Я задумался, задаваясь вопросом, пропустит ли Павел мою реплику об экзистенциальном отчаянии, но потом решил, что на этой стадии игры мне не стоит опасаться случайной фразы, которая может огорчить человека, возникшего как препятствие на пути моих отношений с «Радио „Свобода“». Когда сомневаешься или беспокоишься о том, как отнесутся к твоей работе, выход один — выложить все на бумагу и дергаться уже потом.
Поэтому я докурил сигарету и тут же закурил снова. Выпустив облако дыма, я начал печатать, с усердием стуча по клавишам. В следующие три часа я уже просто писал, отвлекаясь только на то, чтобы заправить в каретку чистый лист да время от времени глотнуть пива.

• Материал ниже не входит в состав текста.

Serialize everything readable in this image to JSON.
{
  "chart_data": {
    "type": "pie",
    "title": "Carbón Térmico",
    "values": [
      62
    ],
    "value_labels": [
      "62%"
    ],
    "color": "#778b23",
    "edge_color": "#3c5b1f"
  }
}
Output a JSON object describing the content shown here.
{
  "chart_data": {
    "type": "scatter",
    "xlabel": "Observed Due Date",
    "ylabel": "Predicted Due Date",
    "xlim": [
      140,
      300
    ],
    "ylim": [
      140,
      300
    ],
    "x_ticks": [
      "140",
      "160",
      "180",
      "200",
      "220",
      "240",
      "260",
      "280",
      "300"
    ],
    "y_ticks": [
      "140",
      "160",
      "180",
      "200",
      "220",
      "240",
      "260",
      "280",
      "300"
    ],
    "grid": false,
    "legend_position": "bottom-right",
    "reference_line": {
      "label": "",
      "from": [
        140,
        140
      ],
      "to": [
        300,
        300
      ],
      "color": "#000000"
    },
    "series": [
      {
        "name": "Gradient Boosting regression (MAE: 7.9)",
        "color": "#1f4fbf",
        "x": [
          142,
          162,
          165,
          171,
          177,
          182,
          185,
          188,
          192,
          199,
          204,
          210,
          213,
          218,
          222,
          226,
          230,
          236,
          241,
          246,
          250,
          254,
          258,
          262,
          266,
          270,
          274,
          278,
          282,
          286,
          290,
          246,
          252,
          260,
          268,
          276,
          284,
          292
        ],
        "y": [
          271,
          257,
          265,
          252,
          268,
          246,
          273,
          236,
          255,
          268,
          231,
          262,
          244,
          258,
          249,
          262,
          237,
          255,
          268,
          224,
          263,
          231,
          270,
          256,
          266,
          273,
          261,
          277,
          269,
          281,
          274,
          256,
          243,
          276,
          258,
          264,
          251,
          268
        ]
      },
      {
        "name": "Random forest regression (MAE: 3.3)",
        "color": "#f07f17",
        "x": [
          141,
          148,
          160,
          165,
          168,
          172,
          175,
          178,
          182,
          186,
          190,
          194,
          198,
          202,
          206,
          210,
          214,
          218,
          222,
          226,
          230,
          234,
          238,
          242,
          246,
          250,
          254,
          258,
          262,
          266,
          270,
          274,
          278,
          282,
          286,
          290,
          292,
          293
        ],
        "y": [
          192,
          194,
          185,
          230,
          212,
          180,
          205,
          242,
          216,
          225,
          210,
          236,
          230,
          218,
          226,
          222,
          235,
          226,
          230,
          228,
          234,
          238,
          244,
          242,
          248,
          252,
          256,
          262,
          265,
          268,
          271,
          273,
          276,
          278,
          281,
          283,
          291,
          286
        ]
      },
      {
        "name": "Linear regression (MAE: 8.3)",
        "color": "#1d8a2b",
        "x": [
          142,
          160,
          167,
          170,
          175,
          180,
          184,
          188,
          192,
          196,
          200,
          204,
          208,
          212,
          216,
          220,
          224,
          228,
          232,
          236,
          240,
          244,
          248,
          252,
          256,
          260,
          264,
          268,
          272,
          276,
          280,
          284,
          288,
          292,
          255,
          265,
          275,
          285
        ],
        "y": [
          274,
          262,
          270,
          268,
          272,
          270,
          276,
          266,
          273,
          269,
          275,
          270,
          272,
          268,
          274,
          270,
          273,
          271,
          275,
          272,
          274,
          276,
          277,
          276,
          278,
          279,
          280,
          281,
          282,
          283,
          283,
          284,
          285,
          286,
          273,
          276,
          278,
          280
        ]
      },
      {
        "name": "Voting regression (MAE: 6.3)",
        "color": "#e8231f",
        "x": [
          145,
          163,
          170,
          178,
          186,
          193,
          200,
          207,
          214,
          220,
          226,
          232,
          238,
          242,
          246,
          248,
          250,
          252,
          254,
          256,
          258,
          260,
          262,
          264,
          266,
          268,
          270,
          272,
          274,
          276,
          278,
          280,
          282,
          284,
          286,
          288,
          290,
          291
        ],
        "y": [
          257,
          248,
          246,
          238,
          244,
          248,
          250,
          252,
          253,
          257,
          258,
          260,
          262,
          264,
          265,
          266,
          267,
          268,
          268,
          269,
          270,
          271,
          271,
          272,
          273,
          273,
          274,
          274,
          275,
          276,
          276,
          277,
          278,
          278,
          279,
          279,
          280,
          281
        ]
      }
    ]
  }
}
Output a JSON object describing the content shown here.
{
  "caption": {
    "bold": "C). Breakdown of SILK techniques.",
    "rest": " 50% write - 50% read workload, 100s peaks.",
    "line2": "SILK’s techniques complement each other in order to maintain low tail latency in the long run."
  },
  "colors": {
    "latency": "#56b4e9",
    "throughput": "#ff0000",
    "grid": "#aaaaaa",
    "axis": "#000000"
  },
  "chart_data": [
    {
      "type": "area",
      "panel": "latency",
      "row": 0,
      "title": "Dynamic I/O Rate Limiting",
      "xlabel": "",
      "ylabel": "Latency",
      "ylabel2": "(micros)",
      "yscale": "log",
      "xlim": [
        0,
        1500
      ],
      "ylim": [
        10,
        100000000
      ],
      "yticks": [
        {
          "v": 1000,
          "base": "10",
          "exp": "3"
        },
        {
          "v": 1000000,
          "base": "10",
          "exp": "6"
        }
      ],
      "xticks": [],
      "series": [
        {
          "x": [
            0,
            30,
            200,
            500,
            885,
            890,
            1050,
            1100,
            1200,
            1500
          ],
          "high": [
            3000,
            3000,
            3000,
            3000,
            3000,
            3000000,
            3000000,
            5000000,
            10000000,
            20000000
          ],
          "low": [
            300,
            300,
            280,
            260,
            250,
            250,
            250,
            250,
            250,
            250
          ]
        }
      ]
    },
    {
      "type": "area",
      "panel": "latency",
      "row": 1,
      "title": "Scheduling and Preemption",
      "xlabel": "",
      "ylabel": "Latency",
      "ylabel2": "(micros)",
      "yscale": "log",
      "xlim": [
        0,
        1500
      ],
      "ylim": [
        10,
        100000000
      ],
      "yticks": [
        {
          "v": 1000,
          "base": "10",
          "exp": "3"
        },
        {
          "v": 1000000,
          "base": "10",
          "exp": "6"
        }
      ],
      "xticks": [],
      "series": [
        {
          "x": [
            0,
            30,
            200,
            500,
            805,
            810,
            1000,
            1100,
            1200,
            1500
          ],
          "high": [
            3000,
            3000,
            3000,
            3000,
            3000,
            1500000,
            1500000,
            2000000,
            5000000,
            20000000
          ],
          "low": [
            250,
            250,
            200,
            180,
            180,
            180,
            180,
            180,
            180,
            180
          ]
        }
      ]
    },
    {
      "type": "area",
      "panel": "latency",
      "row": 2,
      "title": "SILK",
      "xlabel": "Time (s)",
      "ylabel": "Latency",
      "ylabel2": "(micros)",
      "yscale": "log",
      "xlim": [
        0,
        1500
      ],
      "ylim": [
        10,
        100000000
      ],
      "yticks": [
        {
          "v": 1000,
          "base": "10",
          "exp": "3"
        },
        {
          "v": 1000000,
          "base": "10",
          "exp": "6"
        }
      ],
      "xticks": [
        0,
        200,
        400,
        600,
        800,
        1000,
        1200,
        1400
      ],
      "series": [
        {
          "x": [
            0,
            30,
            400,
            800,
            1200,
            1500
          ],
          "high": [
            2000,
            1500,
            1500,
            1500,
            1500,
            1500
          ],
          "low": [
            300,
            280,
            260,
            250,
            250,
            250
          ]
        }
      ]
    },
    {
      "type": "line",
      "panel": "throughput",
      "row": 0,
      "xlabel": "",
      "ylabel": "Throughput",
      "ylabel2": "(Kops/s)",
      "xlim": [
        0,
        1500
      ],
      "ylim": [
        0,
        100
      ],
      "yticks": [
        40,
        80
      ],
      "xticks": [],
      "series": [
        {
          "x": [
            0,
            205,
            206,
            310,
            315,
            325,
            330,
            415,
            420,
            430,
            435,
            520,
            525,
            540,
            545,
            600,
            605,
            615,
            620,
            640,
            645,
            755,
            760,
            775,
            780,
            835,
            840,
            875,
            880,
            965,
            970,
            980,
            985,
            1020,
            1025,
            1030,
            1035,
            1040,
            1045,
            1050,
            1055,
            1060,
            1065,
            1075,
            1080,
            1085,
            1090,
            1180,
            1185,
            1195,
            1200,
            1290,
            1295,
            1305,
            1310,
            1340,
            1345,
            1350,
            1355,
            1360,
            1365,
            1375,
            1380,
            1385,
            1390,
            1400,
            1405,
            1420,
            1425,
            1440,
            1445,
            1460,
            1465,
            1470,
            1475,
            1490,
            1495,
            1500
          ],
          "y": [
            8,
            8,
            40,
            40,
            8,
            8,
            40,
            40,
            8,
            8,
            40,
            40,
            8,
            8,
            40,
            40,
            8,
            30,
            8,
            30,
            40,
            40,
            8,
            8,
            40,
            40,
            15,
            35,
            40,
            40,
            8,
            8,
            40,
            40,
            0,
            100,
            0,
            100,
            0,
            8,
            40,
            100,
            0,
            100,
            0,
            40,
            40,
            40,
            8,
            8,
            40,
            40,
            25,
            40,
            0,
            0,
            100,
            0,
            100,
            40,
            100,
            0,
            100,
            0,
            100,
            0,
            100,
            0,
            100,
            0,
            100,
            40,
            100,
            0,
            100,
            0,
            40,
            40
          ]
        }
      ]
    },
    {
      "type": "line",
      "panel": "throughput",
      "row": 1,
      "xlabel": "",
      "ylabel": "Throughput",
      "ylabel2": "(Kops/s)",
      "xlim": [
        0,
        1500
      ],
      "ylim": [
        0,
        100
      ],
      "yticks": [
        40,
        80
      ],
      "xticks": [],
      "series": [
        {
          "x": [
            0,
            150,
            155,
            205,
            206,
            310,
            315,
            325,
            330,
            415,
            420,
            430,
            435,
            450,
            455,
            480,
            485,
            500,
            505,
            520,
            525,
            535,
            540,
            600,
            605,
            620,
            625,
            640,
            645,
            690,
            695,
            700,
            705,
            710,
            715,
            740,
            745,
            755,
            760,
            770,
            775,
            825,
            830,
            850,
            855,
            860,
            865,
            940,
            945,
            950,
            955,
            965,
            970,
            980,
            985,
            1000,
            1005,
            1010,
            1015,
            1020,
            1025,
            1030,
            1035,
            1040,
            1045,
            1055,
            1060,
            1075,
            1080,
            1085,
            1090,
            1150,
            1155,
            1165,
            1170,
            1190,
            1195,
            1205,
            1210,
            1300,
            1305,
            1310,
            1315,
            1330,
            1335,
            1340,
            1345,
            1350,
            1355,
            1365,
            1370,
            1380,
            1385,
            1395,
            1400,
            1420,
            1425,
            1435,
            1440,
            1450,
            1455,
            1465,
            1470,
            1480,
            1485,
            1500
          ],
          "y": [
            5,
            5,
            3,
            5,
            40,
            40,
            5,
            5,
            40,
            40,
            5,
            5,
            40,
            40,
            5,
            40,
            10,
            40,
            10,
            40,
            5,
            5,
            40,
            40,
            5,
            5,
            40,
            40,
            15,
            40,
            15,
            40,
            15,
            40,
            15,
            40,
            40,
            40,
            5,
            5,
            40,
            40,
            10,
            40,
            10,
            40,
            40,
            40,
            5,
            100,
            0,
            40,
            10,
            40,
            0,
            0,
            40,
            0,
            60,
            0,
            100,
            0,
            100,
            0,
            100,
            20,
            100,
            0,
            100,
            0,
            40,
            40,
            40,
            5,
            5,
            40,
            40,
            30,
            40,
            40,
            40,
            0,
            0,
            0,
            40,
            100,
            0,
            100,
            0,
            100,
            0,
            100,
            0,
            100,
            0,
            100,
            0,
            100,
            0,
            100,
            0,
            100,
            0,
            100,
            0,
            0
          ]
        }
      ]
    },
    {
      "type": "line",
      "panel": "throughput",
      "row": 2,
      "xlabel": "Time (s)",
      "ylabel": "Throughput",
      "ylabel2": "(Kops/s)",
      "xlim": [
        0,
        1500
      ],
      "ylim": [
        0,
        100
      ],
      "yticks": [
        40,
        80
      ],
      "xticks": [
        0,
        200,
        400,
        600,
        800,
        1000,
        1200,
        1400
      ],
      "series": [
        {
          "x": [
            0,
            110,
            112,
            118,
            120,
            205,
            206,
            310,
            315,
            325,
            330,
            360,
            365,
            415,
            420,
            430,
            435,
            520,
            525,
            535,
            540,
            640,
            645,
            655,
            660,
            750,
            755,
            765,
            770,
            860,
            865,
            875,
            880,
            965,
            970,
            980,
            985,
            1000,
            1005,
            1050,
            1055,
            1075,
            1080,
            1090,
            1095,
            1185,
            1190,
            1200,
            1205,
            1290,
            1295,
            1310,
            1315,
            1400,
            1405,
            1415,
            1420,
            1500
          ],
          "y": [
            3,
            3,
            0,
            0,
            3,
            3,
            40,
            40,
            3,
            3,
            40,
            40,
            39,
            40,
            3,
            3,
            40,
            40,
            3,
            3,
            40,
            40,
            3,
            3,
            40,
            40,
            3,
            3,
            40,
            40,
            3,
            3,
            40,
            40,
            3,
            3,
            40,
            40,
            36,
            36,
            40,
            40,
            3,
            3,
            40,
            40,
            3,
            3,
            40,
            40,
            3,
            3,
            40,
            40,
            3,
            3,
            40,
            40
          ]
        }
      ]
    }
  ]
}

Наконец была поставлена точка. Я вытащил лист, смачно прокручивая валик, положил его поверх стопки отпечатанных страниц и закурил, едва живой от усталости. Было около трех ночи. Собрав все восемь написанных страниц, я зачехлил пишущую машинку, вернул ее на полку и подложил под нее эссе. Потом схватил куртку и спустился вниз.
Я уже подходил к входной двери, когда меня остановил голос Фитцсимонс-Росса:
— Продуктивный, педрила.
— Добрый вечер, — сказал я.
— Скорее середина ночи. И ты довел меня до ручки своей трескотней.
— Теперь ты знаешь, каково это — засыпать под вой Арчи Шеппа[57]. Кстати, почему ты не надел наушники?
— Потому что я не могу слушать музыку, если не могу рисовать. А сегодня я определенно не в форме.
— На то есть причины?
— Просто не могу и все, черт возьми, вот почему. Тебе нравится выслушивать идиотские вопросы, когда у тебя творческий кризис?
— У меня не бывает кризиса.
— Ну, конечно. Ведь ты же американец, Übermensch[58], который никогда не ошибается, ни в чем не сомневается, на все сто процентов уверен в себе…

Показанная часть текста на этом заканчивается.